船を操船していて一番怖いのが、衝突による打撃です。
船体に穴が開くと海水が船内に入り込んで沈没してしまいます。
もう少し具体的に書くと、水が船内に入り込んでくるのは喫水線(水面と船体が交わる線)の下に穴が開いた場合です。その穴が大きければ大きいほど、入ってくる水が大量になるので沈没するスピードも早くなります。有名なタイタニック号は氷山に喫水線下の船体を打ち破られて沈みました。
また、魚雷は喫水線下に大きな穴を開けることを目的とした兵器です。
一方、同じ穴が開いたとしても喫水線の上であれば水が入って来ないので沈むことはありません。
海の上に浮いている漁船や本船は天候が良ければ目視できるのでさほど気になりません。しかし、海面の下に隠れているかもしれない暗礁は発見が難しいために危険です。当然、沖合には暗礁はありません。沿岸部で海に向かって岬が突き出ているところの延長線には暗礁がある確率が高いと言えます。
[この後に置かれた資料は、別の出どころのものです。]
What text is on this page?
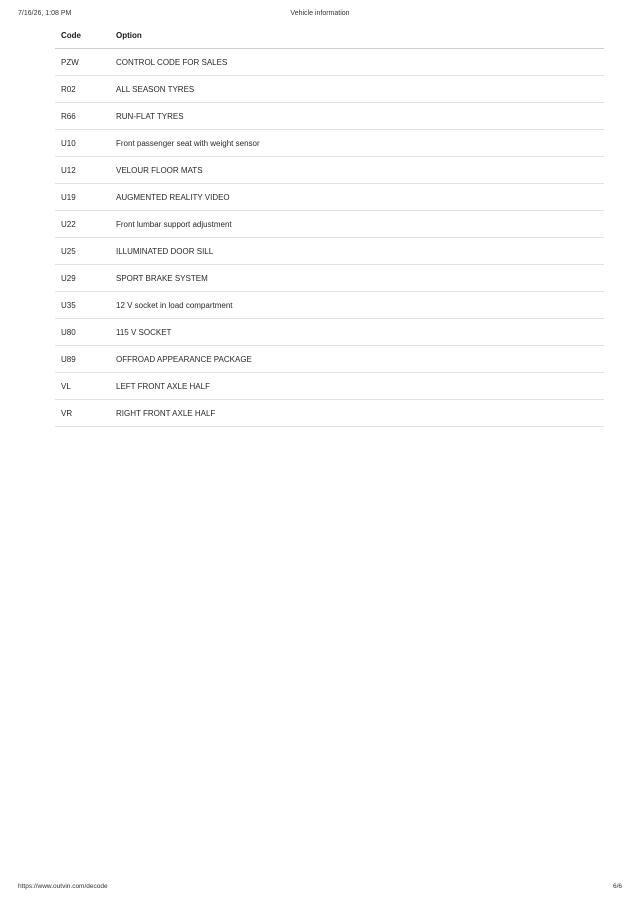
7/16/26, 1:08 PM	Vehicle information
Code	Option
PZW	CONTROL CODE FOR SALES
R02	ALL SEASON TYRES
R66	RUN-FLAT TYRES
U10	Front passenger seat with weight sensor
U12	VELOUR FLOOR MATS
U19	AUGMENTED REALITY VIDEO
U22	Front lumbar support adjustment
U25	ILLUMINATED DOOR SILL
U29	SPORT BRAKE SYSTEM
U35	12 V socket in load compartment
U80	115 V SOCKET
U89	OFFROAD APPEARANCE PACKAGE
VL	LEFT FRONT AXLE HALF
VR	RIGHT FRONT AXLE HALF
https://www.outvin.com/decode	6/6
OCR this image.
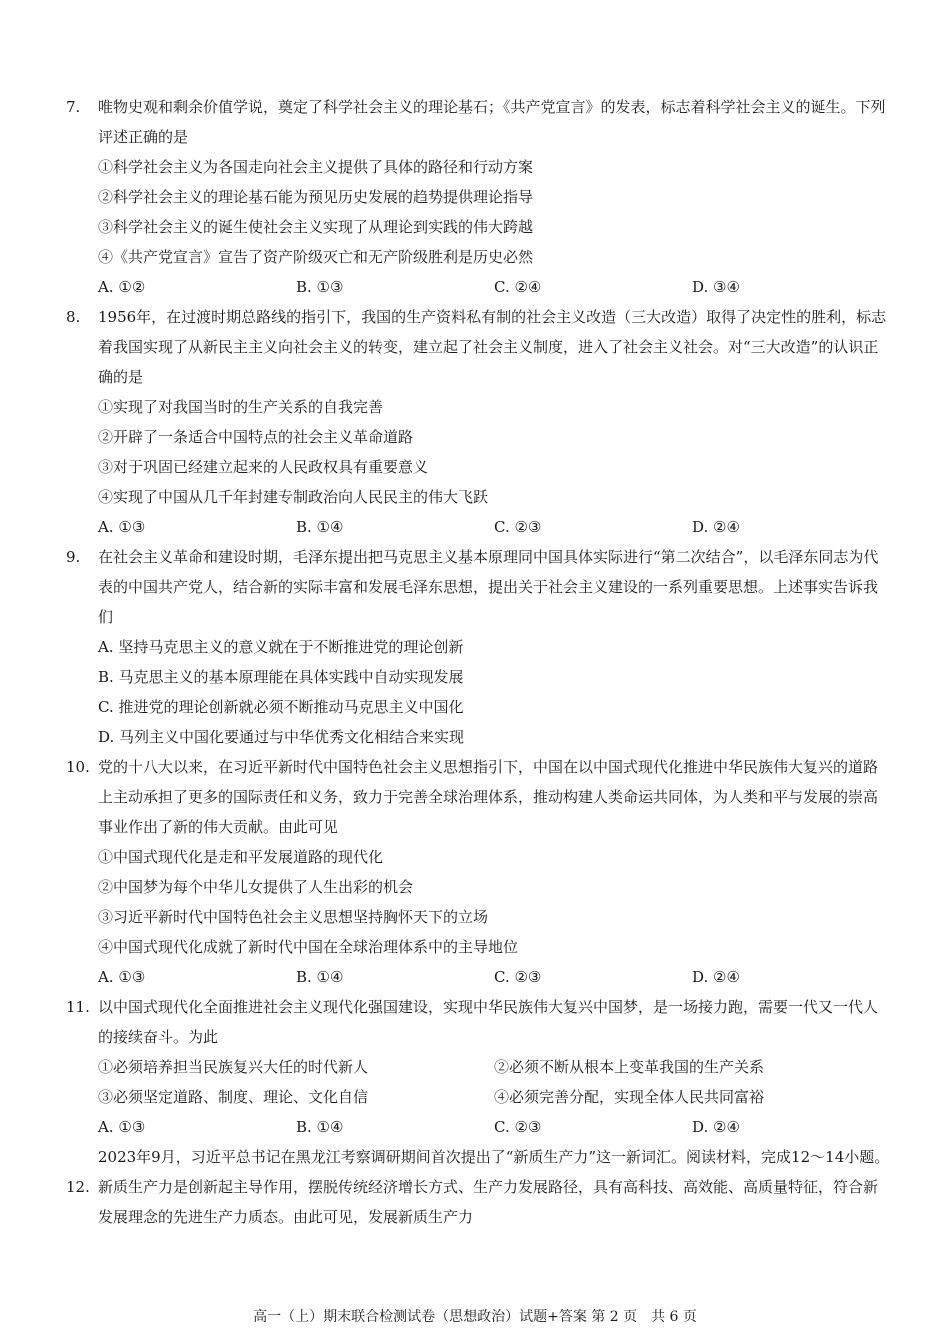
7. 唯物史观和剩余价值学说，奠定了科学社会主义的理论基石；《共产党宣言》的发表，标志着科学社会主义的诞生。下列评述正确的是
①科学社会主义为各国走向社会主义提供了具体的路径和行动方案
②科学社会主义的理论基石能为预见历史发展的趋势提供理论指导
③科学社会主义的诞生使社会主义实现了从理论到实践的伟大跨越
④《共产党宣言》宣告了资产阶级灭亡和无产阶级胜利是历史必然
A. ①②	B. ①③	C. ②④	D. ③④
8. 1956年，在过渡时期总路线的指引下，我国的生产资料私有制的社会主义改造（三大改造）取得了决定性的胜利，标志着我国实现了从新民主主义向社会主义的转变，建立起了社会主义制度，进入了社会主义社会。对“三大改造”的认识正确的是
①实现了对我国当时的生产关系的自我完善
②开辟了一条适合中国特点的社会主义革命道路
③对于巩固已经建立起来的人民政权具有重要意义
④实现了中国从几千年封建专制政治向人民民主的伟大飞跃
A. ①③	B. ①④	C. ②③	D. ②④
9. 在社会主义革命和建设时期，毛泽东提出把马克思主义基本原理同中国具体实际进行“第二次结合”，以毛泽东同志为代表的中国共产党人，结合新的实际丰富和发展毛泽东思想，提出关于社会主义建设的一系列重要思想。上述事实告诉我们
A. 坚持马克思主义的意义就在于不断推进党的理论创新
B. 马克思主义的基本原理能在具体实践中自动实现发展
C. 推进党的理论创新就必须不断推动马克思主义中国化
D. 马列主义中国化要通过与中华优秀文化相结合来实现
10. 党的十八大以来，在习近平新时代中国特色社会主义思想指引下，中国在以中国式现代化推进中华民族伟大复兴的道路上主动承担了更多的国际责任和义务，致力于完善全球治理体系，推动构建人类命运共同体，为人类和平与发展的崇高事业作出了新的伟大贡献。由此可见
①中国式现代化是走和平发展道路的现代化
②中国梦为每个中华儿女提供了人生出彩的机会
③习近平新时代中国特色社会主义思想坚持胸怀天下的立场
④中国式现代化成就了新时代中国在全球治理体系中的主导地位
A. ①③	B. ①④	C. ②③	D. ②④
11. 以中国式现代化全面推进社会主义现代化强国建设，实现中华民族伟大复兴中国梦，是一场接力跑，需要一代又一代人的接续奋斗。为此
①必须培养担当民族复兴大任的时代新人	②必须不断从根本上变革我国的生产关系
③必须坚定道路、制度、理论、文化自信	④必须完善分配，实现全体人民共同富裕
A. ①③	B. ①④	C. ②③	D. ②④
2023年9月，习近平总书记在黑龙江考察调研期间首次提出了“新质生产力”这一新词汇。阅读材料，完成12～14小题。
12. 新质生产力是创新起主导作用，摆脱传统经济增长方式、生产力发展路径，具有高科技、高效能、高质量特征，符合新发展理念的先进生产力质态。由此可见，发展新质生产力
高一（上）期末联合检测试卷（思想政治）试题+答案 第 2 页　共 6 页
ヨットを操船していると、岸寄りを航行した方が距離が短くなる場合でも、なんとなく安全を期して沖あいの航路を選択してしまいます。
「ビジョナリー・カンパニー3 衰退の五段階」に喫水線の原則という話がありました。
喫水線の原則は何か選択を行う際の判断基準の一つです。
物事が順調に行っている場合は現在の行動をそのまま継続すればいいので、他の手段を選択する必要性はさほどないでしょう。しかし、今うまく行ってないとすれば、現状に対する何らかの改善策、もしくは他の手段を選択したくなるでしょう。
<喫水線の原則 3つの問い>
1.良い結果になった時に何を得られるのか
2.極めて悪い結果になった場合にどのような打撃を受けるのか
3.その打撃に耐えられるのか
判断する際にダメージが喫水線の上に発生するのか、下に発生するのかというメタファーは直感的でわかりやすいと思います。特に船の沈没は死を想定させるので慎重になるでしょう。
しかし、ダメージが喫水線の上に来るのか、下に来るのかという判定は予想不可能な場合もあるでしょう。特に未経験の分野の場合にです。それがわからない場合の選択は悩みの種です。
判断する本人の性格と判断時の心理状態に大きく左右されるのは確かです。